Today, the committee is the Family and Veterans’ Services Committee instead of General. Now, everybody wants to get on the committee because we have veterans there. It looks good to have that assignment. We even had some senior senators who have come back on this committee which puts them down at the bottom because if you move back to a committee, you go back to the bottom.


What is Katrina’s Kids?

When we started the subcommittee to investigate the Department of Social Services, Senator Joel Lourie and I were dead set on trying to make that a better agency. In the process of doing that, we heard testimony from so many people about things that were wrong at the Department of Social Services. One of the things we found out is there is this huge financial gap in what the Department of Social Services can do for children, as a state agency, and what foster families can do. The State cannot fund sending a child to summer camp, ballet lessons, karate classes or just the fun things that kids naturally would like to do. They just don’t have the money and often times, neither does the foster family, who may have their own children or maybe two or three foster kids. They just cannot afford extracurricular activities. That’s what we do. We pay for that. All they have to do is fill out an application. We have yet to turn anybody down. It would have to be something really crazy for us to turn it down. We have even bought braces. Social Services would only pay a portion, so we finished paying for them. We’ve bought band instruments, things that kids really want to do, but the State can’t pay for, and the families can’t afford. And we’ve touched a lot of lives. Just last year, we sent over 300 children to summer camps. We have a big fundraiser every year. Last year, the fundraiser was held at Spirit Communications Park and we just completed another fundraiser in the Vista where we raised over $40,000 at one event. We serve children all over the state, and we do something in every county.

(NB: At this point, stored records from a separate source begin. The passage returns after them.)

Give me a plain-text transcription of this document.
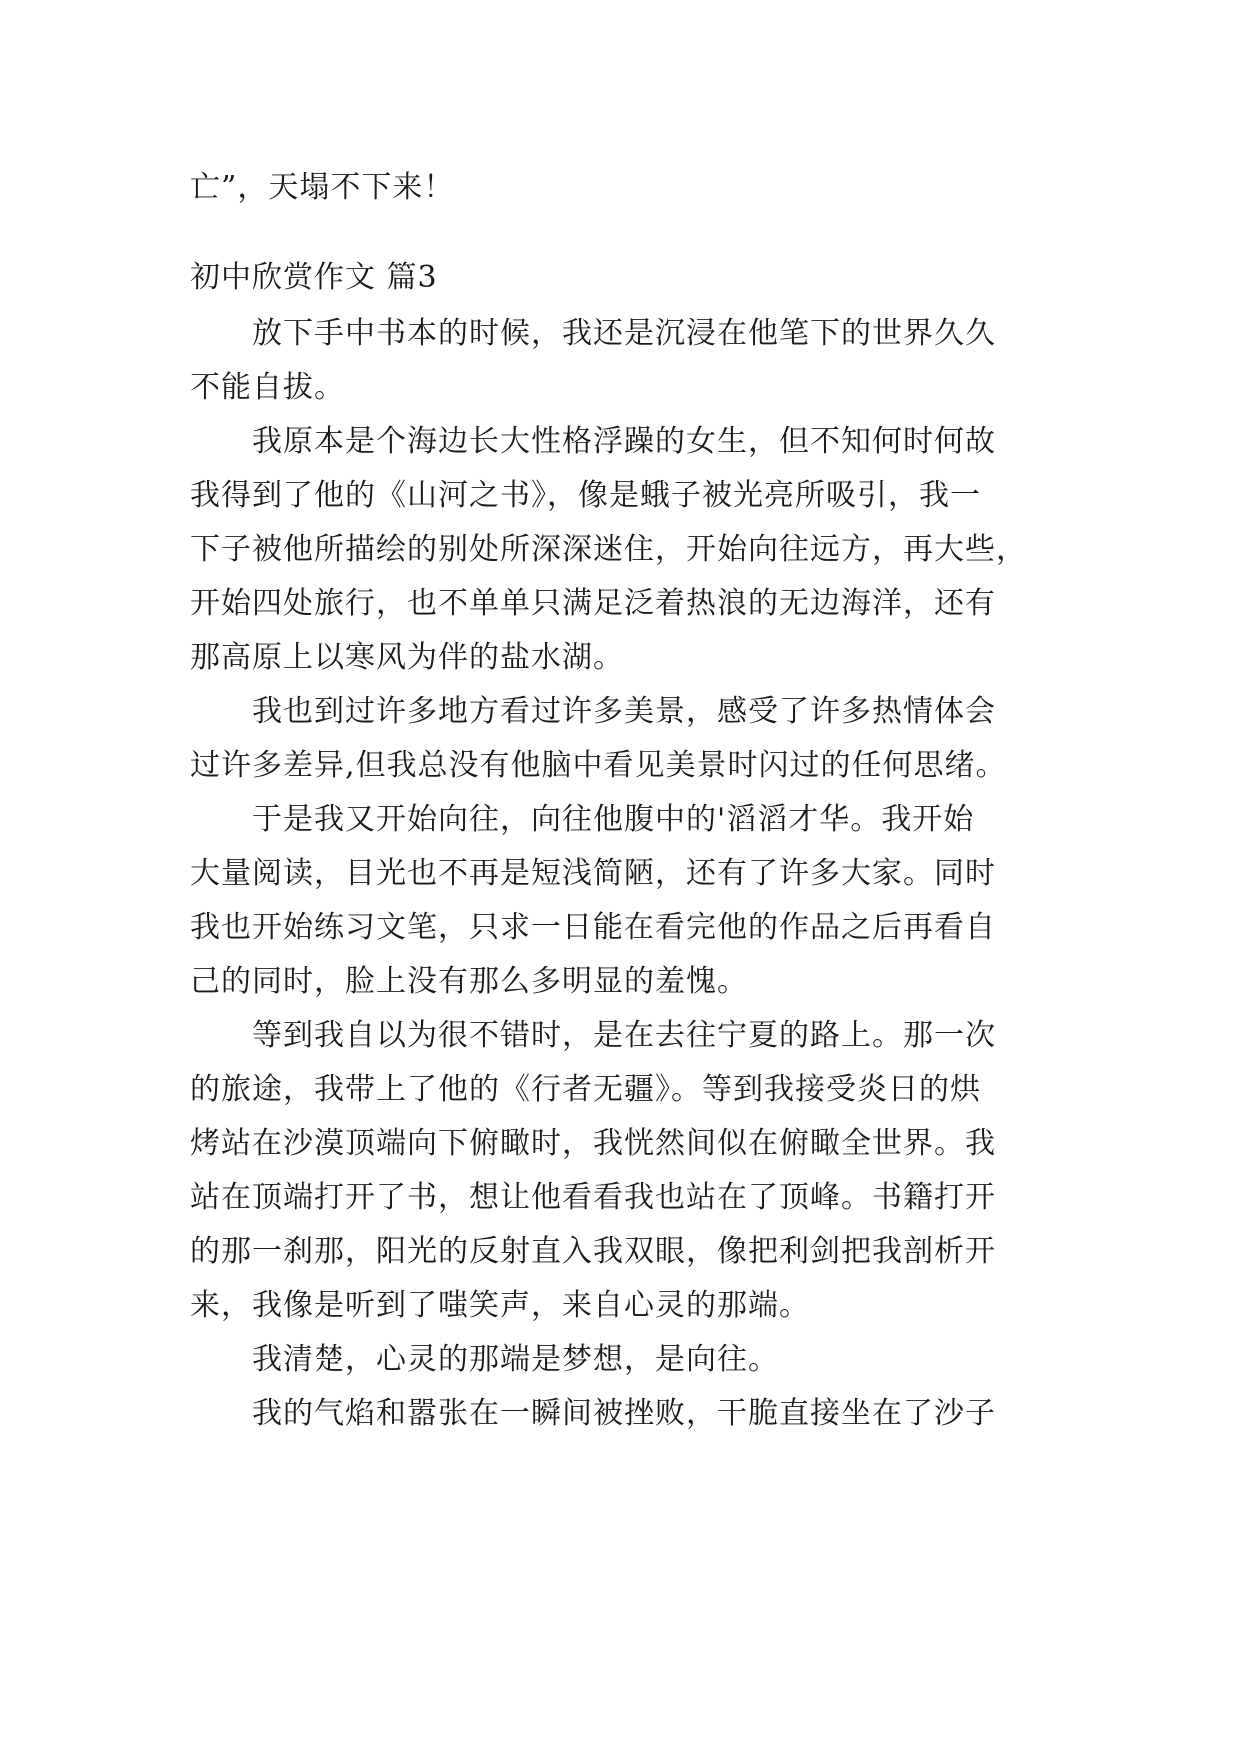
亡”，天塌不下来！
初中欣赏作文 篇3
　　放下手中书本的时候，我还是沉浸在他笔下的世界久久
不能自拔。
　　我原本是个海边长大性格浮躁的女生，但不知何时何故
我得到了他的《山河之书》，像是蛾子被光亮所吸引，我一
下子被他所描绘的别处所深深迷住，开始向往远方，再大些，
开始四处旅行，也不单单只满足泛着热浪的无边海洋，还有
那高原上以寒风为伴的盐水湖。
　　我也到过许多地方看过许多美景，感受了许多热情体会
过许多差异,但我总没有他脑中看见美景时闪过的任何思绪。
　　于是我又开始向往，向往他腹中的'滔滔才华。我开始
大量阅读，目光也不再是短浅简陋，还有了许多大家。同时
我也开始练习文笔，只求一日能在看完他的作品之后再看自
己的同时，脸上没有那么多明显的羞愧。
　　等到我自以为很不错时，是在去往宁夏的路上。那一次
的旅途，我带上了他的《行者无疆》。等到我接受炎日的烘
烤站在沙漠顶端向下俯瞰时，我恍然间似在俯瞰全世界。我
站在顶端打开了书，想让他看看我也站在了顶峰。书籍打开
的那一刹那，阳光的反射直入我双眼，像把利剑把我剖析开
来，我像是听到了嗤笑声，来自心灵的那端。
　　我清楚，心灵的那端是梦想，是向往。
　　我的气焰和嚣张在一瞬间被挫败，干脆直接坐在了沙子
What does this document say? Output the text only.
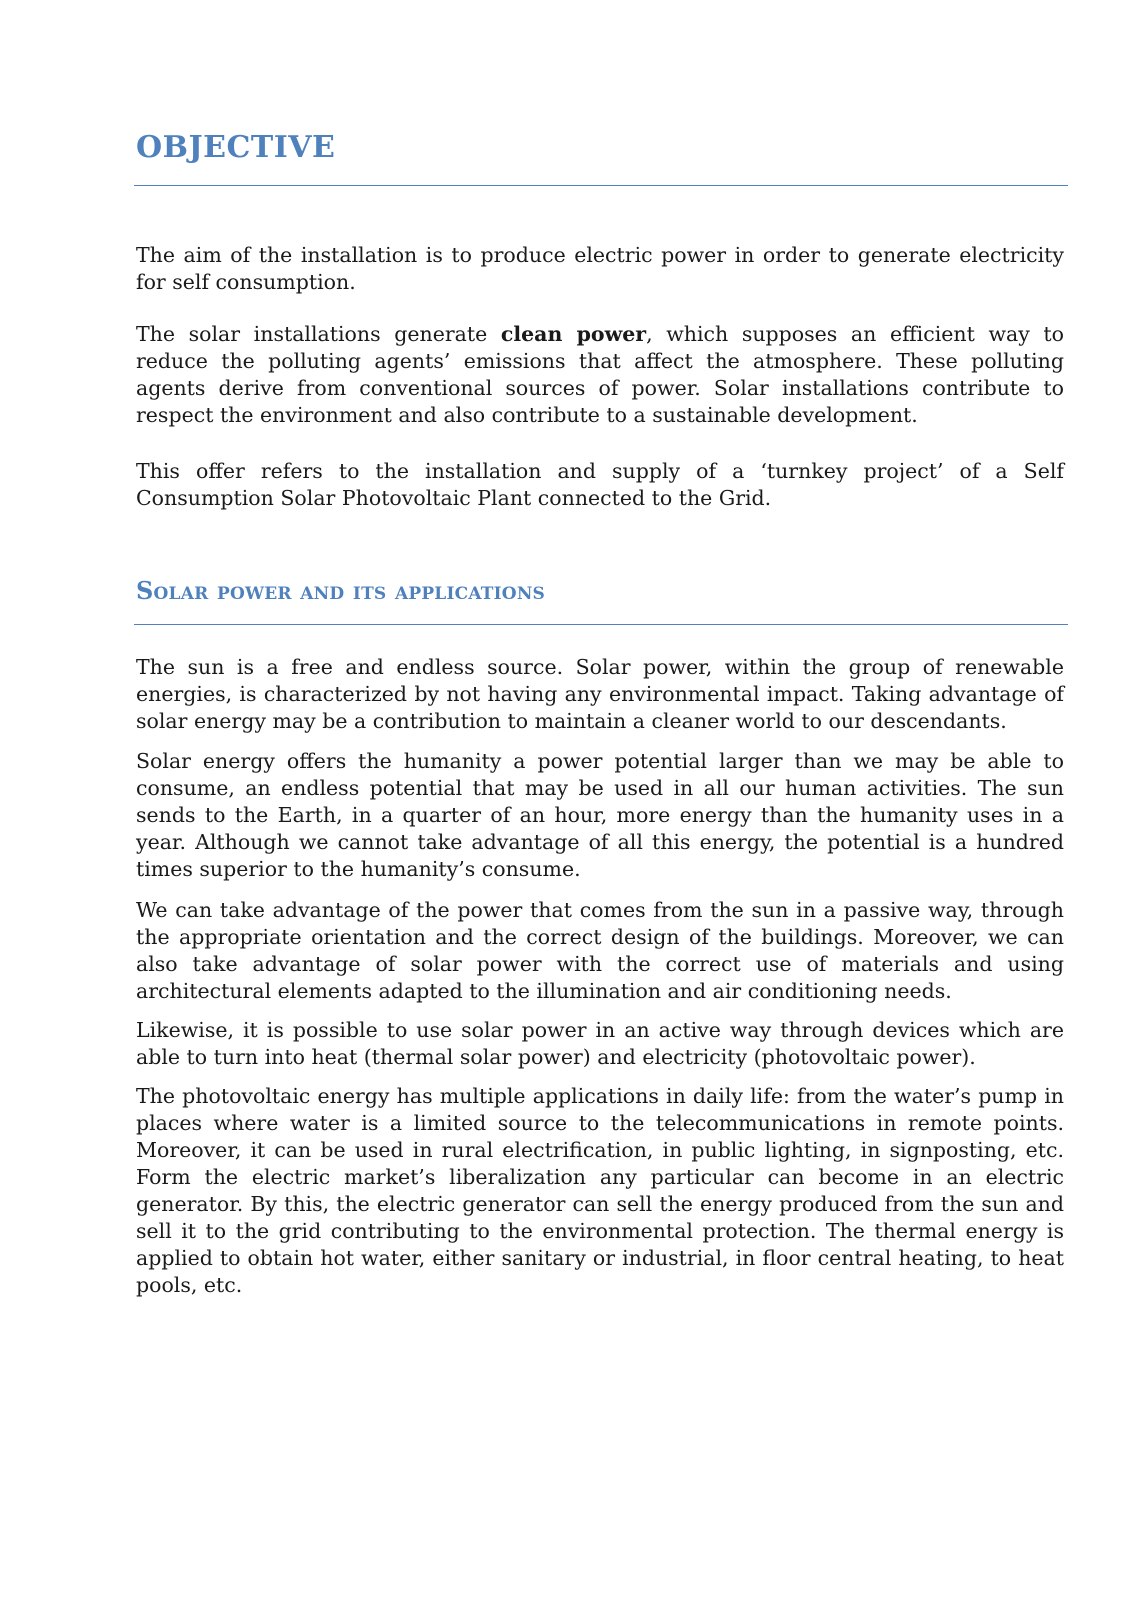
OBJECTIVE

The aim of the installation is to produce electric power in order to generate electricity for self consumption.

The solar installations generate clean power, which supposes an efficient way to reduce the polluting agents’ emissions that affect the atmosphere. These polluting agents derive from conventional sources of power. Solar installations contribute to respect the environment and also contribute to a sustainable development.

This offer refers to the installation and supply of a ‘turnkey project’ of a Self Consumption Solar Photovoltaic Plant connected to the Grid.

Solar power and its applications

The sun is a free and endless source. Solar power, within the group of renewable energies, is characterized by not having any environmental impact. Taking advantage of solar energy may be a contribution to maintain a cleaner world to our descendants.

Solar energy offers the humanity a power potential larger than we may be able to consume, an endless potential that may be used in all our human activities. The sun sends to the Earth, in a quarter of an hour, more energy than the humanity uses in a year. Although we cannot take advantage of all this energy, the potential is a hundred times superior to the humanity’s consume.

We can take advantage of the power that comes from the sun in a passive way, through the appropriate orientation and the correct design of the buildings. Moreover, we can also take advantage of solar power with the correct use of materials and using architectural elements adapted to the illumination and air conditioning needs.

Likewise, it is possible to use solar power in an active way through devices which are able to turn into heat (thermal solar power) and electricity (photovoltaic power).

The photovoltaic energy has multiple applications in daily life: from the water’s pump in places where water is a limited source to the telecommunications in remote points. Moreover, it can be used in rural electrification, in public lighting, in signposting, etc. Form the electric market’s liberalization any particular can become in an electric generator. By this, the electric generator can sell the energy produced from the sun and sell it to the grid contributing to the environmental protection. The thermal energy is applied to obtain hot water, either sanitary or industrial, in floor central heating, to heat pools, etc.
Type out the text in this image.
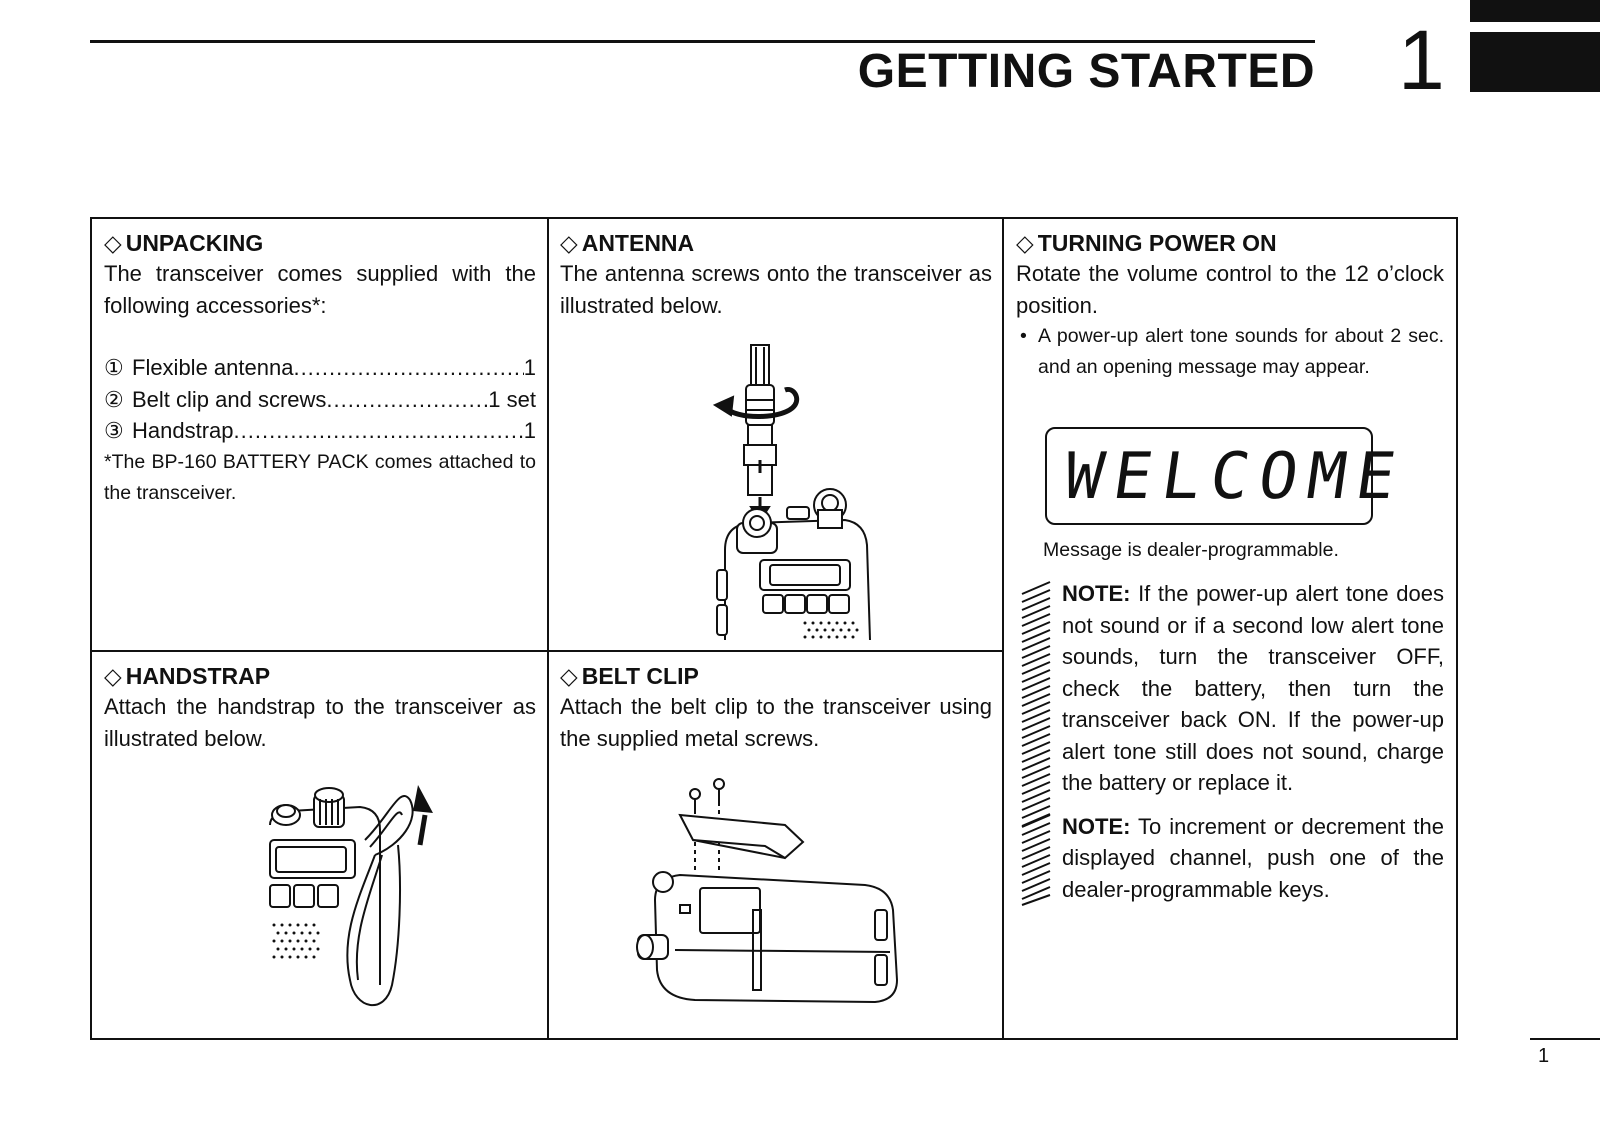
GETTING STARTED 1
◇ UNPACKING
The transceiver comes supplied with the following accessories*:
① Flexible antenna .....	1
② Belt clip and screws .....	1 set
③ Handstrap .....	1
*The BP-160 BATTERY PACK comes attached to the transceiver.
◇ ANTENNA
The antenna screws onto the transceiver as illustrated below.
◇ TURNING POWER ON
Rotate the volume control to the 12 o’clock position.
• A power-up alert tone sounds for about 2 sec. and an opening message may appear.
WELCOME
Message is dealer-programmable.
NOTE: If the power-up alert tone does not sound or if a second low alert tone sounds, turn the transceiver OFF, check the battery, then turn the transceiver back ON. If the power-up alert tone still does not sound, charge the battery or replace it.
NOTE: To increment or decrement the displayed channel, push one of the dealer-programmable keys.
◇ HANDSTRAP
Attach the handstrap to the transceiver as illustrated below.
◇ BELT CLIP
Attach the belt clip to the transceiver using the supplied metal screws.
1
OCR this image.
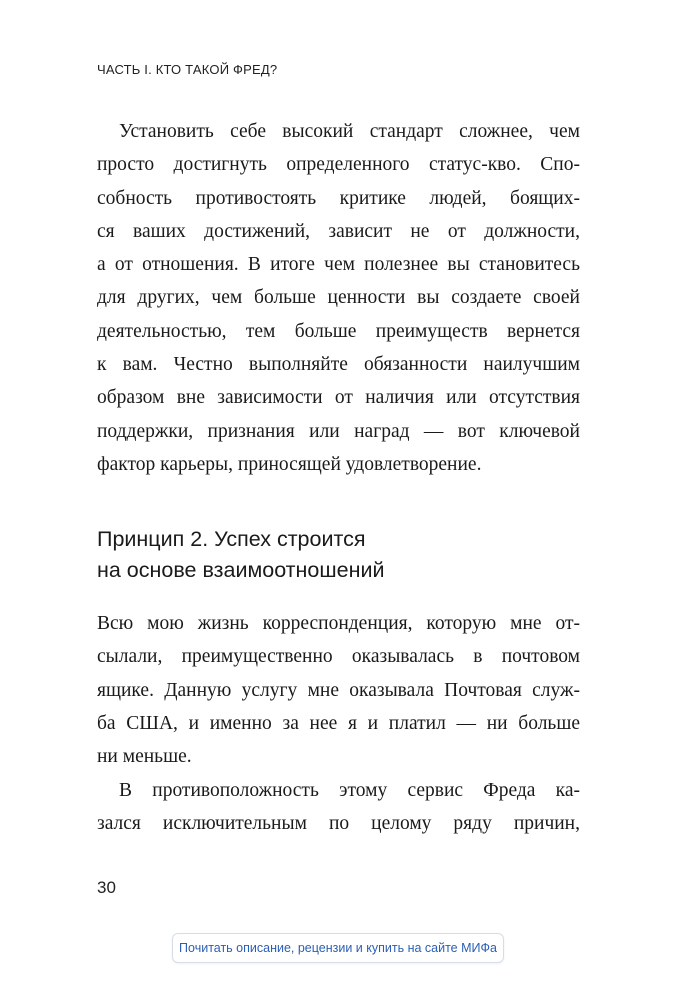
ЧАСТЬ I. КТО ТАКОЙ ФРЕД?
Установить себе высокий стандарт сложнее, чем
просто достигнуть определенного статус-кво. Спо-
собность противостоять критике людей, боящих-
ся ваших достижений, зависит не от должности,
а от отношения. В итоге чем полезнее вы становитесь
для других, чем больше ценности вы создаете своей
деятельностью, тем больше преимуществ вернется
к вам. Честно выполняйте обязанности наилучшим
образом вне зависимости от наличия или отсутствия
поддержки, признания или наград — вот ключевой
фактор карьеры, приносящей удовлетворение.
Принцип 2. Успех строится
на основе взаимоотношений
Всю мою жизнь корреспонденция, которую мне от-
сылали, преимущественно оказывалась в почтовом
ящике. Данную услугу мне оказывала Почтовая служ-
ба США, и именно за нее я и платил — ни больше
ни меньше.
В противоположность этому сервис Фреда ка-
зался исключительным по целому ряду причин,
30
Почитать описание, рецензии и купить на сайте МИФа
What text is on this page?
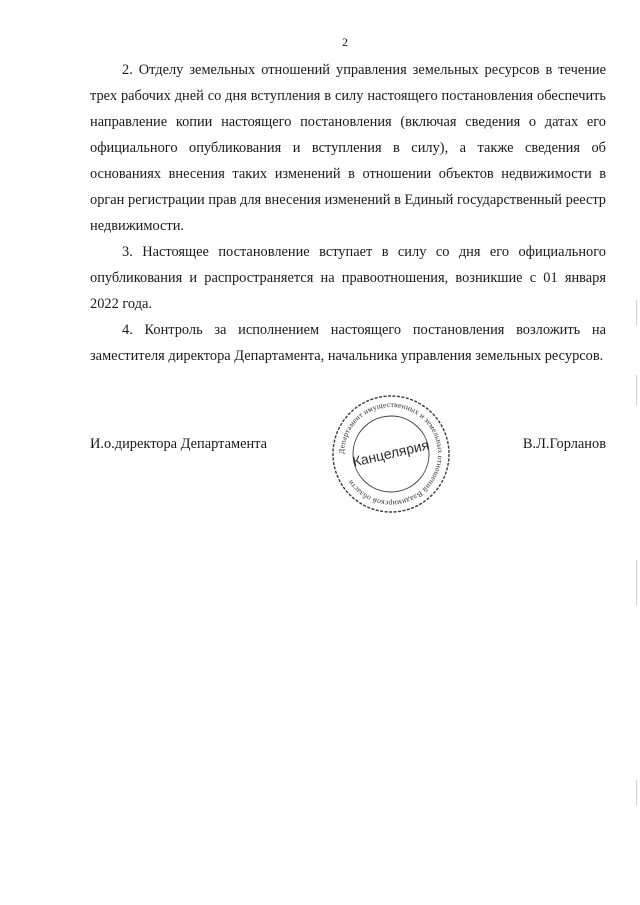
2

2. Отделу земельных отношений управления земельных ресурсов в течение трех рабочих дней со дня вступления в силу настоящего постановления обеспечить направление копии настоящего постановления (включая сведения о датах его официального опубликования и вступления в силу), а также сведения об основаниях внесения таких изменений в отношении объектов недвижимости в орган регистрации прав для внесения изменений в Единый государственный реестр недвижимости.

3. Настоящее постановление вступает в силу со дня его официального опубликования и распространяется на правоотношения, возникшие с 01 января 2022 года.

4. Контроль за исполнением настоящего постановления возложить на заместителя директора Департамента, начальника управления земельных ресурсов.

И.о.директора Департамента	В.Л.Горланов
Департамент имущественных и земельных отношений Владимирской области
Канцелярия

What life lesson can you share with a young woman?Advice that has served you well?

Don’t ever give up. No matter how hard you think something is, no matter how hard it looks ahead of you, and no matter what people tell you. If they tell you, “You can’t do it,” take that as a reason you can. If somebody tells you to stop, prove to them you can do it because sometimes that’s the best feeling at the end of the day. When you can’t do something, and somebody says, “Ah, you need to quit,” try again later. Just keep trying because you can do it. You might not win the first time you try something. It might take another chance, but never give up on something you think is the right thing to do. Did I ever think I wanted to be a state senator when I was 20 years old? No, that wasn’t on my bucket list of things to do. But now that I’ve done it, it’s the best thing I’ve ever done. Do I think I’ve done the right thing for children and families and people in South Carolina? Yes. I wouldn’t give it up for the world. How long will I be here? I don’t know. But I will keep doing as much as I can as long as I’m here.